I was able to reproduce the issue on a second machine as well using simulated noise.
The image below was produced by creating a new empty image (single channel 16bit, 3838x3710px) and then applying noise (“add specified noise” with std 250)
Eventhough the noise is i.i.d., when I zoom out I see a grid pattern with four maxima:
The pattern looks different when I use a different image size.
I’m thinking this might be a strange optical illusion/visualisation artifact. I’ve just done the same thing you did and had the same impression, but then I plotted the profile of a line drawn diagonally through the image:
I’m not sure if I see anything untoward there. To double-check, I’ve tried fitting a high-order polynomial to the profile and got what was essentially a horizontal line, with any other coefficient being very small. It’s a strange one!
I opend the screenshot from above in Fiji and looked at the histograms in the center and at one of the maxima. I do not think this is an optical illusion. I think it is a display problem involving the zoom, like schmiedc suggested.
The original image is a checkerboard where the grayscale
alternates between two values from pixel to pixel.
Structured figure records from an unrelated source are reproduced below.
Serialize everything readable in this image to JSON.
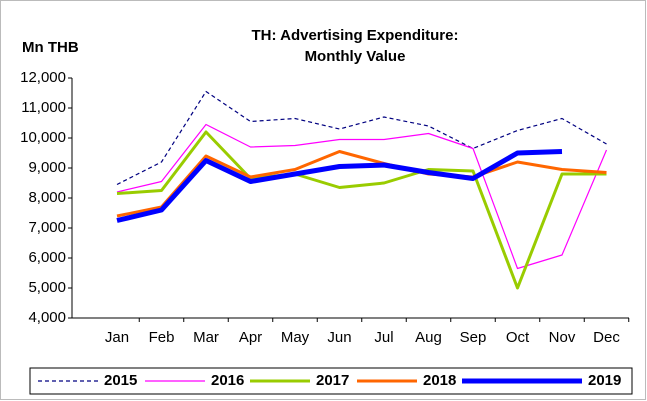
{
  "chart_data": {
    "type": "line",
    "title": [
      "TH: Advertising Expenditure:",
      "Monthly Value"
    ],
    "y_label": "Mn THB",
    "categories": [
      "Jan",
      "Feb",
      "Mar",
      "Apr",
      "May",
      "Jun",
      "Jul",
      "Aug",
      "Sep",
      "Oct",
      "Nov",
      "Dec"
    ],
    "ylim": [
      4000,
      12000
    ],
    "yticks": [
      {
        "value": 4000,
        "label": "4,000"
      },
      {
        "value": 5000,
        "label": "5,000"
      },
      {
        "value": 6000,
        "label": "6,000"
      },
      {
        "value": 7000,
        "label": "7,000"
      },
      {
        "value": 8000,
        "label": "8,000"
      },
      {
        "value": 9000,
        "label": "9,000"
      },
      {
        "value": 10000,
        "label": "10,000"
      },
      {
        "value": 11000,
        "label": "11,000"
      },
      {
        "value": 12000,
        "label": "12,000"
      }
    ],
    "grid": false,
    "legend": "bottom",
    "series": [
      {
        "name": "2015",
        "color": "#000080",
        "line_width": 1.2,
        "line_style": "dashed",
        "values": [
          8450,
          9200,
          11550,
          10550,
          10650,
          10300,
          10700,
          10400,
          9650,
          10250,
          10650,
          9800
        ]
      },
      {
        "name": "2016",
        "color": "#ff00ff",
        "line_width": 1.2,
        "line_style": "solid",
        "values": [
          8200,
          8550,
          10450,
          9700,
          9750,
          9950,
          9950,
          10150,
          9650,
          5650,
          6100,
          9600
        ]
      },
      {
        "name": "2017",
        "color": "#99cc00",
        "line_width": 3,
        "line_style": "solid",
        "values": [
          8150,
          8250,
          10200,
          8650,
          8800,
          8350,
          8500,
          8950,
          8900,
          5000,
          8800,
          8800
        ]
      },
      {
        "name": "2018",
        "color": "#ff6600",
        "line_width": 3,
        "line_style": "solid",
        "values": [
          7400,
          7700,
          9400,
          8700,
          8950,
          9550,
          9150,
          8800,
          8700,
          9200,
          8950,
          8850
        ]
      },
      {
        "name": "2019",
        "color": "#0000ff",
        "line_width": 5,
        "line_style": "solid",
        "values": [
          7250,
          7600,
          9250,
          8550,
          8800,
          9050,
          9100,
          8850,
          8650,
          9500,
          9550,
          null
        ]
      }
    ]
  }
}
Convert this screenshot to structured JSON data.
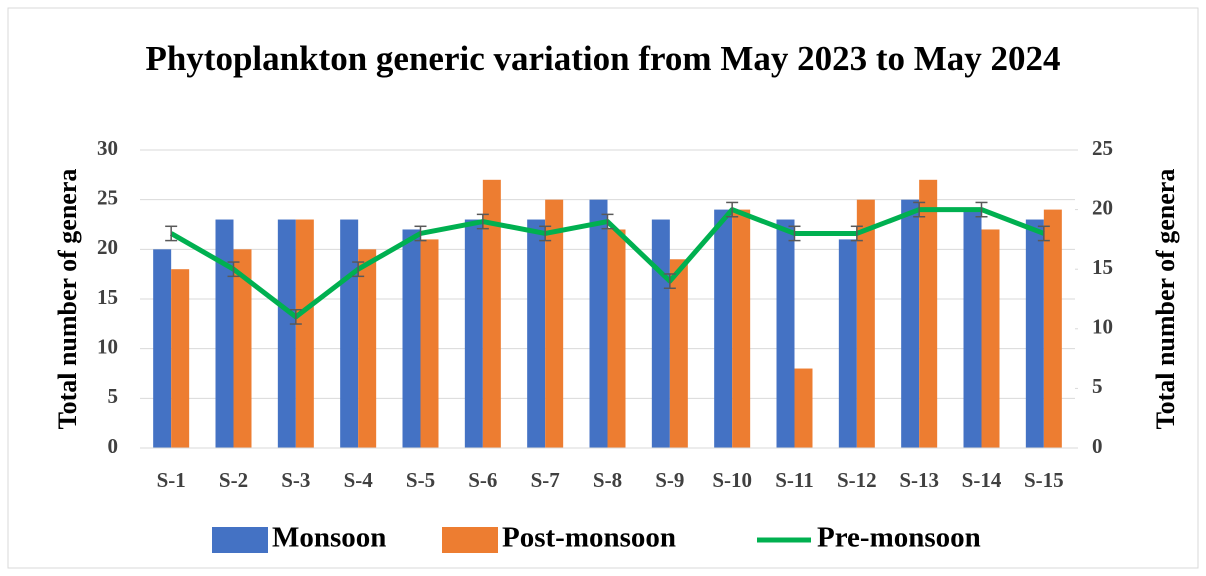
{
  "chart_data": {
    "type": "bar",
    "title": "Phytoplankton generic variation from May 2023 to May 2024",
    "y_label": "Total number of genera",
    "y2_label": "Total number of genera",
    "categories": [
      "S-1",
      "S-2",
      "S-3",
      "S-4",
      "S-5",
      "S-6",
      "S-7",
      "S-8",
      "S-9",
      "S-10",
      "S-11",
      "S-12",
      "S-13",
      "S-14",
      "S-15"
    ],
    "series": [
      {
        "name": "Monsoon",
        "color": "#4472c4",
        "type": "bar",
        "values": [
          20,
          23,
          23,
          23,
          22,
          23,
          23,
          25,
          23,
          24,
          23,
          21,
          25,
          24,
          23
        ]
      },
      {
        "name": "Post-monsoon",
        "color": "#ed7d31",
        "type": "bar",
        "values": [
          18,
          20,
          23,
          20,
          21,
          27,
          25,
          22,
          19,
          24,
          8,
          25,
          27,
          22,
          24
        ]
      },
      {
        "name": "Pre-monsoon",
        "color": "#00b050",
        "type": "line",
        "axis": "y2",
        "values": [
          18,
          15,
          11,
          15,
          18,
          19,
          18,
          19,
          14,
          20,
          18,
          18,
          20,
          20,
          18
        ],
        "errors": [
          0.6,
          0.6,
          0.6,
          0.6,
          0.6,
          0.6,
          0.6,
          0.6,
          0.6,
          0.6,
          0.6,
          0.6,
          0.6,
          0.6,
          0.6
        ]
      }
    ],
    "ylim": [
      0,
      30
    ],
    "yticks": [
      0,
      5,
      10,
      15,
      20,
      25,
      30
    ],
    "y2lim": [
      0,
      25
    ],
    "y2ticks": [
      0,
      5,
      10,
      15,
      20,
      25
    ],
    "grid": true,
    "legend": "bottom"
  }
}
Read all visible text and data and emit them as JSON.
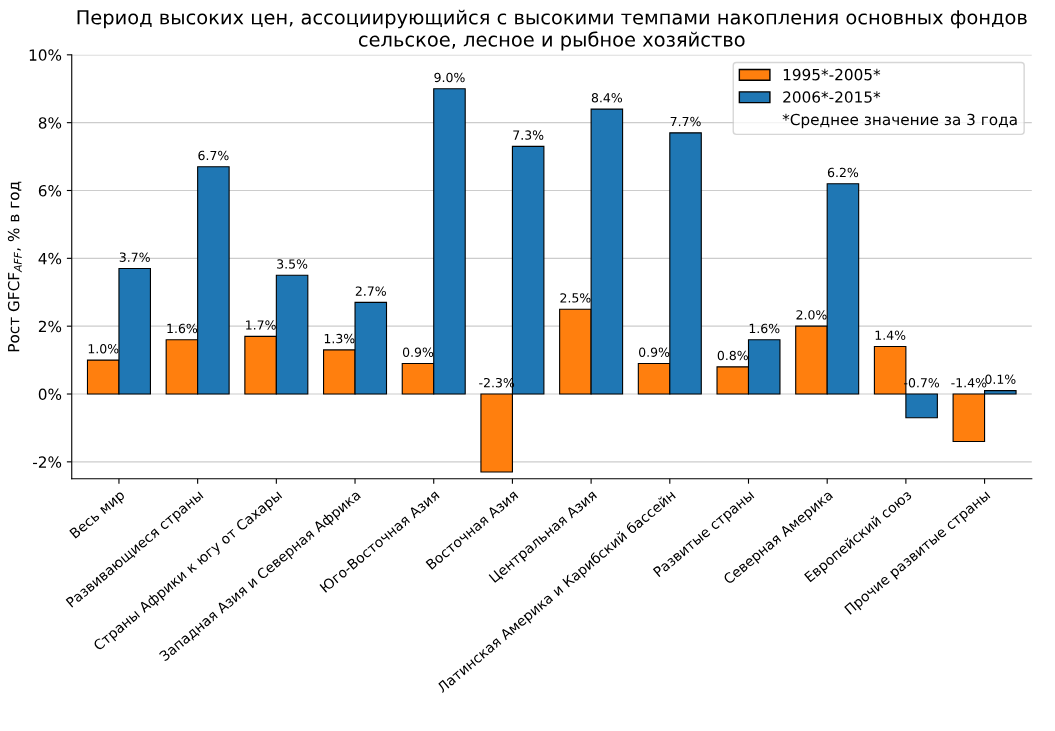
{
  "chart_data": {
    "type": "bar",
    "title": "Период высоких цен, ассоциирующийся с высокими темпами накопления основных фондов\nсельское, лесное и рыбное хозяйство",
    "ylabel": "Рост GFCF$_{AFF}$, % в год",
    "categories": [
      "Весь мир",
      "Развивающиеся страны",
      "Страны Африки к югу от Сахары",
      "Западная Азия и Северная Африка",
      "Юго-Восточная Азия",
      "Восточная Азия",
      "Центральная Азия",
      "Латинская Америка и Карибский бассейн",
      "Развитые страны",
      "Северная Америка",
      "Европейский союз",
      "Прочие развитые страны"
    ],
    "series": [
      {
        "name": "1995*-2005*",
        "color": "#ff7f0e",
        "values": [
          1.0,
          1.6,
          1.7,
          1.3,
          0.9,
          -2.3,
          2.5,
          0.9,
          0.8,
          2.0,
          1.4,
          -1.4
        ],
        "value_labels": [
          "1.0%",
          "1.6%",
          "1.7%",
          "1.3%",
          "0.9%",
          "-2.3%",
          "2.5%",
          "0.9%",
          "0.8%",
          "2.0%",
          "1.4%",
          "-1.4%"
        ]
      },
      {
        "name": "2006*-2015*",
        "color": "#1f77b4",
        "values": [
          3.7,
          6.7,
          3.5,
          2.7,
          9.0,
          7.3,
          8.4,
          7.7,
          1.6,
          6.2,
          -0.7,
          0.1
        ],
        "value_labels": [
          "3.7%",
          "6.7%",
          "3.5%",
          "2.7%",
          "9.0%",
          "7.3%",
          "8.4%",
          "7.7%",
          "1.6%",
          "6.2%",
          "-0.7%",
          "0.1%"
        ]
      }
    ],
    "annotations": [
      "*Среднее значение за 3 года"
    ],
    "ylim": [
      -2.5,
      10
    ],
    "yticks": [
      {
        "value": -2,
        "label": "-2%"
      },
      {
        "value": 0,
        "label": "0%"
      },
      {
        "value": 2,
        "label": "2%"
      },
      {
        "value": 4,
        "label": "4%"
      },
      {
        "value": 6,
        "label": "6%"
      },
      {
        "value": 8,
        "label": "8%"
      },
      {
        "value": 10,
        "label": "10%"
      }
    ],
    "grid": "y",
    "legend": "top right"
  }
}
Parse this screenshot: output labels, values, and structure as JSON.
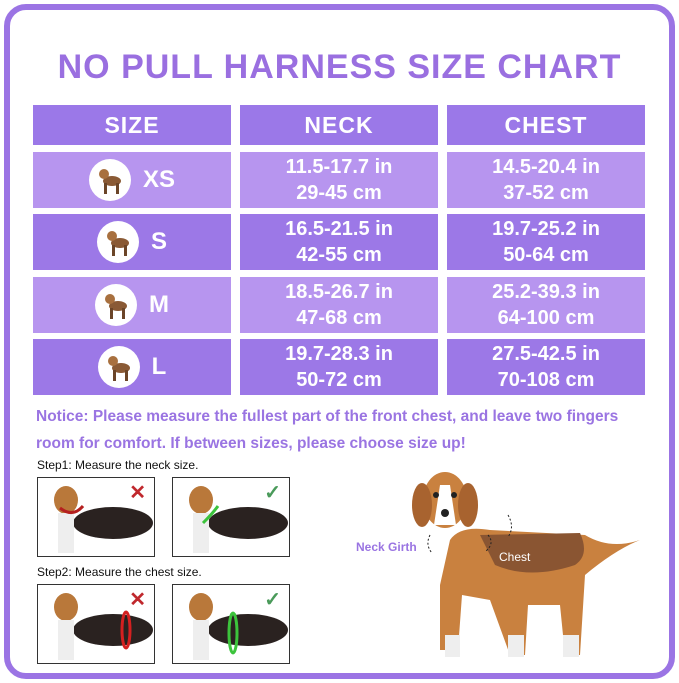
{
  "title": "NO PULL HARNESS SIZE CHART",
  "table": {
    "headers": [
      "SIZE",
      "NECK",
      "CHEST"
    ],
    "rows": [
      {
        "size": "XS",
        "neck_in": "11.5-17.7 in",
        "neck_cm": "29-45 cm",
        "chest_in": "14.5-20.4 in",
        "chest_cm": "37-52 cm",
        "icon": "chihuahua-dog-icon"
      },
      {
        "size": "S",
        "neck_in": "16.5-21.5 in",
        "neck_cm": "42-55 cm",
        "chest_in": "19.7-25.2 in",
        "chest_cm": "50-64 cm",
        "icon": "beagle-dog-icon"
      },
      {
        "size": "M",
        "neck_in": "18.5-26.7 in",
        "neck_cm": "47-68 cm",
        "chest_in": "25.2-39.3 in",
        "chest_cm": "64-100 cm",
        "icon": "shiba-dog-icon"
      },
      {
        "size": "L",
        "neck_in": "19.7-28.3 in",
        "neck_cm": "50-72 cm",
        "chest_in": "27.5-42.5 in",
        "chest_cm": "70-108 cm",
        "icon": "labrador-dog-icon"
      }
    ]
  },
  "notice": "Notice: Please measure the fullest part of the front chest, and leave two fingers room for comfort. If between sizes, please choose size up!",
  "step1": "Step1: Measure the neck size.",
  "step2": "Step2: Measure the chest size.",
  "marks": {
    "wrong": "✕",
    "right": "✓"
  },
  "diagram": {
    "neck_label": "Neck Girth",
    "chest_label": "Chest"
  },
  "colors": {
    "primary": "#9b74e4",
    "row_light": "#b795ef",
    "row_dark": "#9c78e7",
    "wrong": "#c0282d",
    "right": "#4a9a5a"
  }
}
The next image is the checkerboard downscaled by an
exact factor of eight to 512x512. In this case there is no
moire pattern (or, if you will, the length scale of the moire
pattern goes off to infinity).
The following three images are the original image downscaled
by successively smaller factors slightly less than eight. They
show moire patterns of (as is to be expected) decreasing
So when you zoom out of an image (or Fiji zooms out for you
to fit the image on your screen), resize() (or some near
equivalent) is called, potentially producing this sort of moire
pattern. It’s less obvious in the “noise” image, but the regular
pixel structure of the noise is enough to produce one.